Enternasyonalist bilinçle ve sosyalizme olan sarsılmaz inançlarıyla Kobanê’nin yeniden inşasına katılmaya hazırlanan genç sosyalistlerin katilleri bellidir: Kapitalizm ve Türkiye burjuvazisi. Duyulan haklı hiddet ve tepkilerin tek kişi veya partiye, yani adıyla Erdoğan ve AKP’ye yönlendirilerek kişiselleştirilmesi, asıl faillerin görülmemesine yol açar ve katliamın temel nedenleri olan kapitalist sömürü ve emperyalist yayılmacılığın üzerinin örtülmesine hizmet eder. Bu ise, verilmesi gereken asıl mücadelenin hedefini şaşırmasına.

Suruç’ta katledilen gençlerimiz, coğrafyamızdaki devrimci hareketin birer onur abideleri olarak tarihe geçmişlerdir. Şairin deyişiyle, »ipin, kurşunun rağmına...« proletarya enternasyonalizminin gereklerini yerine getirmeye giderken katledilen insanlarımızın ailelerine, yakınlarına ve yoldaşlarına baş sağlığı diliyoruz. Yoldaşları, katillerden hesap sormak için verilecek mücadelede her daim yanlarında olacağımızı bilmelidirler.

Suruç katliamı, Anadolu-Mezopotamya coğrafyasının komünistlerine, sosyalist ve devrimcilerine ortak mücadeleyi ivedilikle örme görevini, acılarımıza yeni acılar katarak bir kez daha anımsatmıştır. 21. Yüzyıl’da çağdaşı olduğumuz emperyalist-kapitalist dünya sistemi gerçekliği bizlere, 20.Yüzyıl’daki ayrışmaları aşma ve en önemlisi işçi sınıfının bilimsel dünya görüşünün, Marksizm-Leninizmin bayrağı altında ortaklaşmamızı dayatmaktadır.

Bugün, Gezi ve Kobanê direniş ruhlarını, metal işçilerinin kendiliğinden gelişen başkaldırılarını, Karadeniz halkının dere ve doğalarını savunma mücadelesini, kentsel dönüşüm karşıtlarının, LBGTIQ hareketinin, demokrasi ve barış taraftarlarının uğraşlarını, Kürdistan halklarının haklı mücadelesi ile birleştirme ve uluslararası dayanışmayı güçlendirme görevi ile karşı karşıyayız. Emperyalist güçlerin planlarını boşa çıkartmak, Türkiye sermayesinin, devletin ve gerici-neoliberal AKP hükümetinin savaş planlarını geri püskürtmek için, Türkiye ve Kürdistan’ın tüm barış, demokrasi, özgürlük ve sosyalizm güçlerinin ortak mücadelesi bugün daha da önem kazanmıştır.

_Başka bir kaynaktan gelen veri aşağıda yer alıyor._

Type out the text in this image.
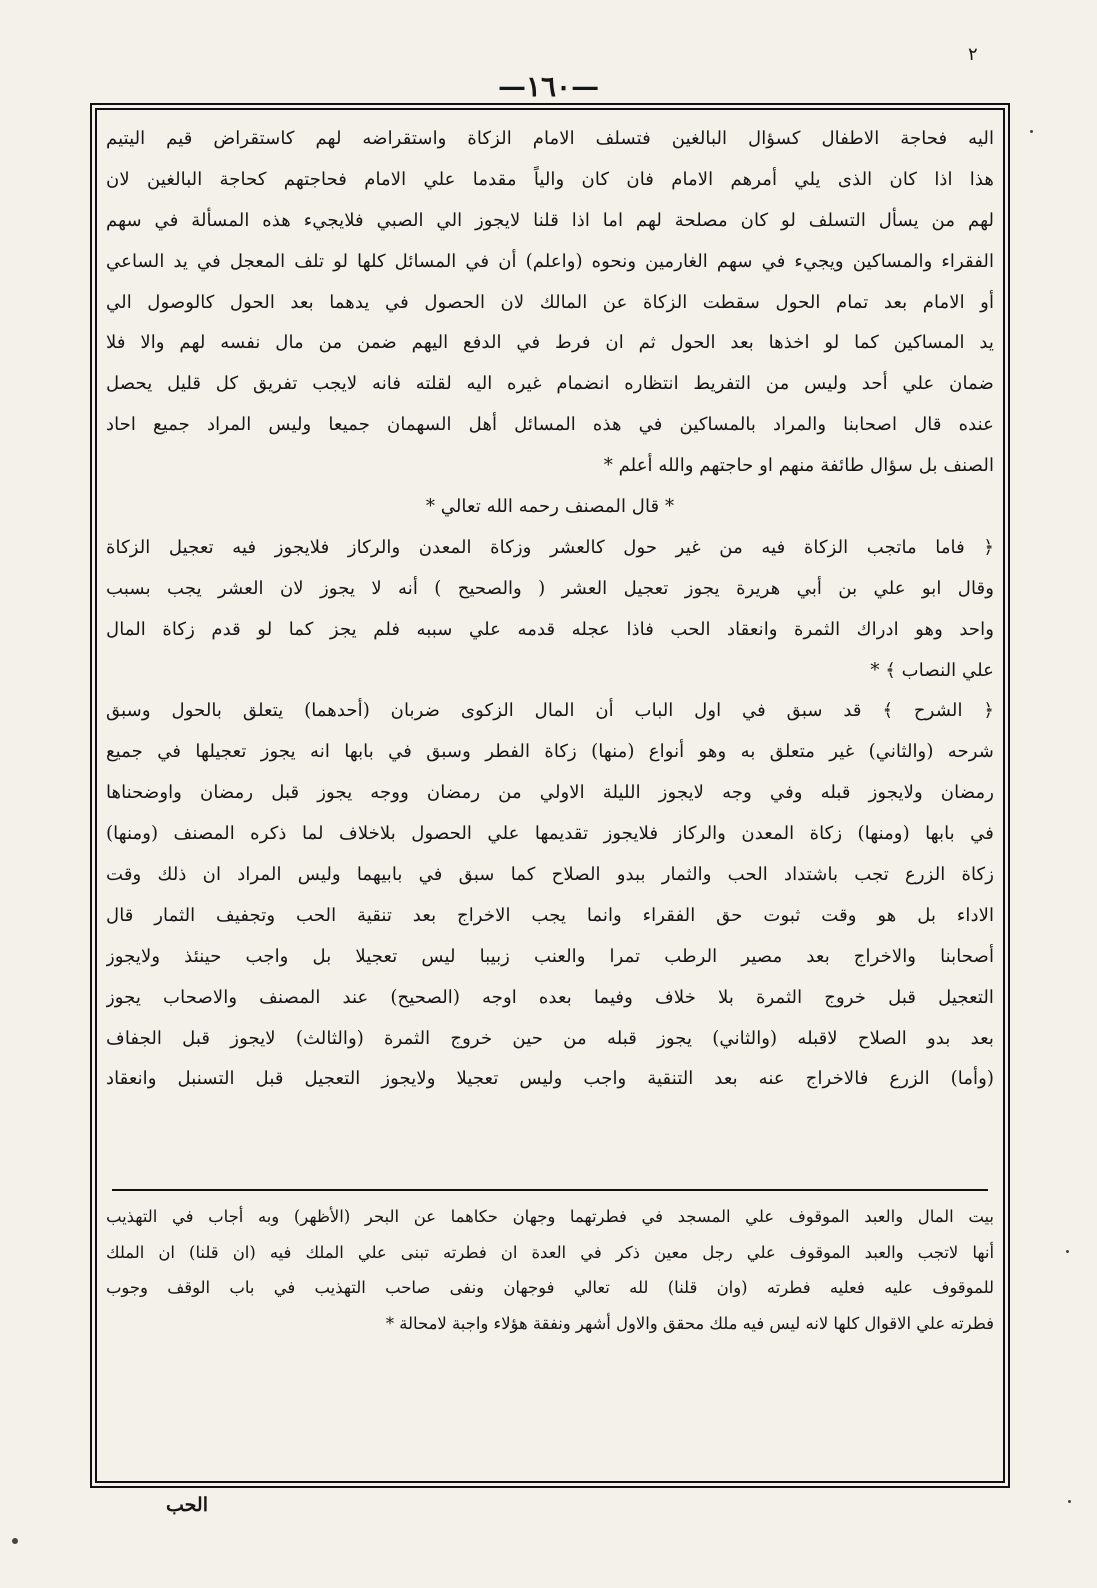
٢
—١٦٠—
اليه فحاجة الاطفال كسؤال البالغين فتسلف الامام الزكاة واستقراضه لهم كاستقراض قيم اليتيم
هذا اذا كان الذى يلي أمرهم الامام فان كان والياً مقدما علي الامام فحاجتهم كحاجة البالغين لان
لهم من يسأل التسلف لو كان مصلحة لهم اما اذا قلنا لايجوز الي الصبي فلايجيء هذه المسألة في سهم
الفقراء والمساكين ويجيء في سهم الغارمين ونحوه (واعلم) أن في المسائل كلها لو تلف المعجل في يد الساعي
أو الامام بعد تمام الحول سقطت الزكاة عن المالك لان الحصول في يدهما بعد الحول كالوصول الي
يد المساكين كما لو اخذها بعد الحول ثم ان فرط في الدفع اليهم ضمن من مال نفسه لهم والا فلا
ضمان علي أحد وليس من التفريط انتظاره انضمام غيره اليه لقلته فانه لايجب تفريق كل قليل يحصل
عنده قال اصحابنا والمراد بالمساكين في هذه المسائل أهل السهمان جميعا وليس المراد جميع احاد
الصنف بل سؤال طائفة منهم او حاجتهم والله أعلم *
* قال المصنف رحمه الله تعالي *
﴿ فاما ماتجب الزكاة فيه من غير حول كالعشر وزكاة المعدن والركاز فلايجوز فيه تعجيل الزكاة
وقال ابو علي بن أبي هريرة يجوز تعجيل العشر ( والصحيح ) أنه لا يجوز لان العشر يجب بسبب
واحد وهو ادراك الثمرة وانعقاد الحب فاذا عجله قدمه علي سببه فلم يجز كما لو قدم زكاة المال
علي النصاب ﴾ *
﴿ الشرح ﴾ قد سبق في اول الباب أن المال الزكوى ضربان (أحدهما) يتعلق بالحول وسبق
شرحه (والثاني) غير متعلق به وهو أنواع (منها) زكاة الفطر وسبق في بابها انه يجوز تعجيلها في جميع
رمضان ولايجوز قبله وفي وجه لايجوز الليلة الاولي من رمضان ووجه يجوز قبل رمضان واوضحناها
في بابها (ومنها) زكاة المعدن والركاز فلايجوز تقديمها علي الحصول بلاخلاف لما ذكره المصنف (ومنها)
زكاة الزرع تجب باشتداد الحب والثمار ببدو الصلاح كما سبق في بابيهما وليس المراد ان ذلك وقت
الاداء بل هو وقت ثبوت حق الفقراء وانما يجب الاخراج بعد تنقية الحب وتجفيف الثمار قال
أصحابنا والاخراج بعد مصير الرطب تمرا والعنب زبيبا ليس تعجيلا بل واجب حينئذ ولايجوز
التعجيل قبل خروج الثمرة بلا خلاف وفيما بعده اوجه (الصحيح) عند المصنف والاصحاب يجوز
بعد بدو الصلاح لاقبله (والثاني) يجوز قبله من حين خروج الثمرة (والثالث) لايجوز قبل الجفاف
(وأما) الزرع فالاخراج عنه بعد التنقية واجب وليس تعجيلا ولايجوز التعجيل قبل التسنبل وانعقاد
بيت المال والعبد الموقوف علي المسجد في فطرتهما وجهان حكاهما عن البحر (الأظهر) وبه أجاب في التهذيب
أنها لاتجب والعبد الموقوف علي رجل معين ذكر في العدة ان فطرته تبنى علي الملك فيه (ان قلنا) ان الملك
للموقوف عليه فعليه فطرته (وان قلنا) لله تعالي فوجهان ونفى صاحب التهذيب في باب الوقف وجوب
فطرته علي الاقوال كلها لانه ليس فيه ملك محقق والاول أشهر ونفقة هؤلاء واجبة لامحالة *
الحب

Tarihsel bir görev olarak önümüzde duran bu ortak mücadeleyi örme görevinin üstesinden, salt HDP içerisinde yan yana durmakla gelemeyiz. İster HDP veya HDK içerisinde, isterse bu ittifaklar dışında duranlar olalım, hepimiz bir »Devrimci Cephe« kurma zorunluluğu karşısındayız. Kimler olduğumuzu saymaya gerek yok – sözümüz elbette Marksist-Leninistleredir.

Artık zaman 22 Temmuz’da İstanbul’da olduğu gibi, salt cenaze ve anmalarda yan yana gelme değil, »Devrimci Cepheyi« kurumsallaştırıp, barbarlığa karşı bayrak açma zamanıdır. Zaman, »vardım, varım ve var olacağım« diyen devrimin ateşini körükleme zamanıdır! Suruç’ta düşenlerin anılarını yaşatmak, uğruna can verdikleri davayı güçlendirmek ile olanaklıdır.